In Großbritannien spielte das kontinentale Migrations-Chaos den Brexit-Befürwortern in die Hände. „Man kann mit guten Gründen annehmen, dass das knappe Brexit-Votum einen umgekehrten Ausgang genommen hätte, wenn Frau Merkel vorausschauend die Eskalation der Flüchtlings- und Migrationskrise im Herbst 2015 vermieden hätte“, meint Glees. Etwa, indem Deutschland großzügig ein paar Milliarden in eine bessere Ausstattung der Flüchtlingslager im Nahen Osten investiert hätte. Seit 2015 kamen rund 1,5 Millionen Asylbewerber hierher. Die Integrationsprobleme und -kosten für den Sozialstaat werden Deutschland noch über viele Jahre beschäftigen. Hat Merkel das alles „vom Ende her bedacht“, als sie die Parole „Wir schaffen das“ ausgab?
Was Merkel auszeichnet, ist nicht nur ihr Machtwille, sondern auch ihr politischer Stil der behaupteten Alternativlosigkeit. Bei alldem gibt sie sich bescheiden, demütig, einfach. „Zu ihrem Kult der Einfachheit gehört auch das Schweigen als Waffe. Es erstickt jede Debatte im Keim – ob innerparteilich, parlamentarisch oder kulturell“, analysiert der Kommunikationswissenschaftler Norbert Bolz. „Viele empfinden dieses neue Biedermeier als durchaus angenehm. Mutti schwebt über den Parteien und behält mit der Raute das letzte Wort.“ In der Union wird nicht mehr offen diskutiert, seit Merkel dort herrscht. Kritiker der Euro-Rettung, Skeptiker der Energiewende, Gegner der unkontrollierten Massenimmigration – alle wurden an den Rand gedrängt. Die Union ist programmatisch entkernt und zum reinen Kanzlerin-Unterstützerverein mutiert.

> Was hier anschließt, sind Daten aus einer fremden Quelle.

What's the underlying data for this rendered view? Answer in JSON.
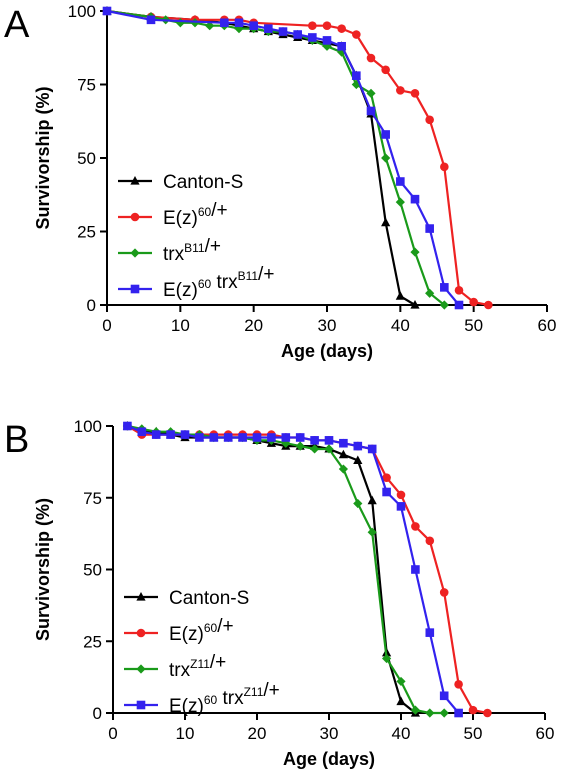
{
  "chart_data": [
    {
      "panel": "A",
      "type": "line",
      "xlabel": "Age (days)",
      "ylabel": "Survivorship (%)",
      "xlim": [
        0,
        60
      ],
      "ylim": [
        0,
        100
      ],
      "xticks": [
        0,
        10,
        20,
        30,
        40,
        50,
        60
      ],
      "yticks": [
        0,
        25,
        50,
        75,
        100
      ],
      "grid": false,
      "legend_position": "lower-left",
      "series": [
        {
          "name": "Canton-S",
          "base": "Canton-S",
          "sup": "",
          "tail": "",
          "color": "#000000",
          "marker": "triangle",
          "x": [
            0,
            6,
            12,
            16,
            18,
            20,
            22,
            24,
            26,
            28,
            30,
            32,
            34,
            36,
            38,
            40,
            42
          ],
          "y": [
            100,
            98,
            97,
            96,
            95,
            94,
            93,
            92,
            91,
            90,
            89,
            88,
            78,
            65,
            28,
            3,
            0
          ]
        },
        {
          "name": "E(z)60/+",
          "base": "E(z)",
          "sup": "60",
          "tail": "/+",
          "color": "#ee2222",
          "marker": "circle",
          "x": [
            0,
            6,
            12,
            16,
            18,
            20,
            28,
            30,
            32,
            34,
            36,
            38,
            40,
            42,
            44,
            46,
            48,
            50,
            52
          ],
          "y": [
            100,
            98,
            97,
            97,
            97,
            96,
            95,
            95,
            94,
            92,
            84,
            80,
            73,
            72,
            63,
            47,
            5,
            1,
            0
          ]
        },
        {
          "name": "trxB11/+",
          "base": "trx",
          "sup": "B11",
          "tail": "/+",
          "color": "#1a9a1a",
          "marker": "diamond",
          "x": [
            0,
            6,
            8,
            10,
            12,
            14,
            16,
            18,
            20,
            22,
            24,
            26,
            28,
            30,
            32,
            34,
            36,
            38,
            40,
            42,
            44,
            46
          ],
          "y": [
            100,
            98,
            97,
            96,
            96,
            95,
            95,
            94,
            94,
            93,
            93,
            92,
            90,
            88,
            86,
            75,
            72,
            50,
            35,
            18,
            4,
            0
          ]
        },
        {
          "name": "E(z)60 trxB11/+",
          "base": "E(z)",
          "sup": "60",
          "tail": " trx",
          "sup2": "B11",
          "tail2": "/+",
          "color": "#3322ee",
          "marker": "square",
          "x": [
            0,
            6,
            16,
            18,
            20,
            22,
            24,
            26,
            28,
            30,
            32,
            34,
            36,
            38,
            40,
            42,
            44,
            46,
            48
          ],
          "y": [
            100,
            97,
            96,
            96,
            95,
            94,
            93,
            92,
            91,
            90,
            88,
            78,
            66,
            58,
            42,
            36,
            26,
            6,
            0
          ]
        }
      ]
    },
    {
      "panel": "B",
      "type": "line",
      "xlabel": "Age (days)",
      "ylabel": "Survivorship (%)",
      "xlim": [
        0,
        60
      ],
      "ylim": [
        0,
        100
      ],
      "xticks": [
        0,
        10,
        20,
        30,
        40,
        50,
        60
      ],
      "yticks": [
        0,
        25,
        50,
        75,
        100
      ],
      "grid": false,
      "legend_position": "lower-left",
      "series": [
        {
          "name": "Canton-S",
          "base": "Canton-S",
          "sup": "",
          "tail": "",
          "color": "#000000",
          "marker": "triangle",
          "x": [
            2,
            4,
            6,
            8,
            10,
            12,
            14,
            16,
            18,
            20,
            22,
            24,
            26,
            28,
            30,
            32,
            34,
            36,
            38,
            40,
            42
          ],
          "y": [
            100,
            98,
            98,
            97,
            96,
            96,
            96,
            96,
            96,
            95,
            94,
            93,
            93,
            93,
            92,
            90,
            88,
            74,
            21,
            4,
            0
          ]
        },
        {
          "name": "E(z)60/+",
          "base": "E(z)",
          "sup": "60",
          "tail": "/+",
          "color": "#ee2222",
          "marker": "circle",
          "x": [
            2,
            4,
            6,
            8,
            10,
            12,
            14,
            16,
            18,
            20,
            22,
            24,
            26,
            28,
            30,
            32,
            34,
            36,
            38,
            40,
            42,
            44,
            46,
            48,
            50,
            52
          ],
          "y": [
            100,
            97,
            97,
            97,
            97,
            97,
            97,
            97,
            97,
            97,
            97,
            96,
            96,
            95,
            95,
            94,
            93,
            92,
            82,
            76,
            65,
            60,
            42,
            10,
            1,
            0
          ]
        },
        {
          "name": "trxZ11/+",
          "base": "trx",
          "sup": "Z11",
          "tail": "/+",
          "color": "#1a9a1a",
          "marker": "diamond",
          "x": [
            2,
            4,
            6,
            8,
            10,
            12,
            14,
            16,
            18,
            20,
            22,
            24,
            26,
            28,
            30,
            32,
            34,
            36,
            38,
            40,
            42,
            44,
            46
          ],
          "y": [
            100,
            99,
            98,
            98,
            97,
            97,
            96,
            96,
            96,
            95,
            95,
            94,
            93,
            92,
            92,
            85,
            73,
            63,
            19,
            11,
            1,
            0,
            0
          ]
        },
        {
          "name": "E(z)60 trxZ11/+",
          "base": "E(z)",
          "sup": "60",
          "tail": " trx",
          "sup2": "Z11",
          "tail2": "/+",
          "color": "#3322ee",
          "marker": "square",
          "x": [
            2,
            4,
            6,
            8,
            10,
            12,
            14,
            16,
            18,
            20,
            22,
            24,
            26,
            28,
            30,
            32,
            34,
            36,
            38,
            40,
            42,
            44,
            46,
            48
          ],
          "y": [
            100,
            98,
            97,
            97,
            97,
            96,
            96,
            96,
            96,
            96,
            96,
            96,
            96,
            95,
            95,
            94,
            93,
            92,
            77,
            72,
            50,
            28,
            6,
            0
          ]
        }
      ]
    }
  ]
}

Höchstwahrscheinlich wird Merkel im September abermals gewinnen. Doch sie hat den Zenit ihrer Macht überschritten. In der Endphase ihrer Kanzlerschaft werden die Konflikte zunehmen, auch in ihrer Partei. Zunehmend wird die Frage diskutiert, wer nach ihr kommt. Denn nichts und niemand ist alternativlos.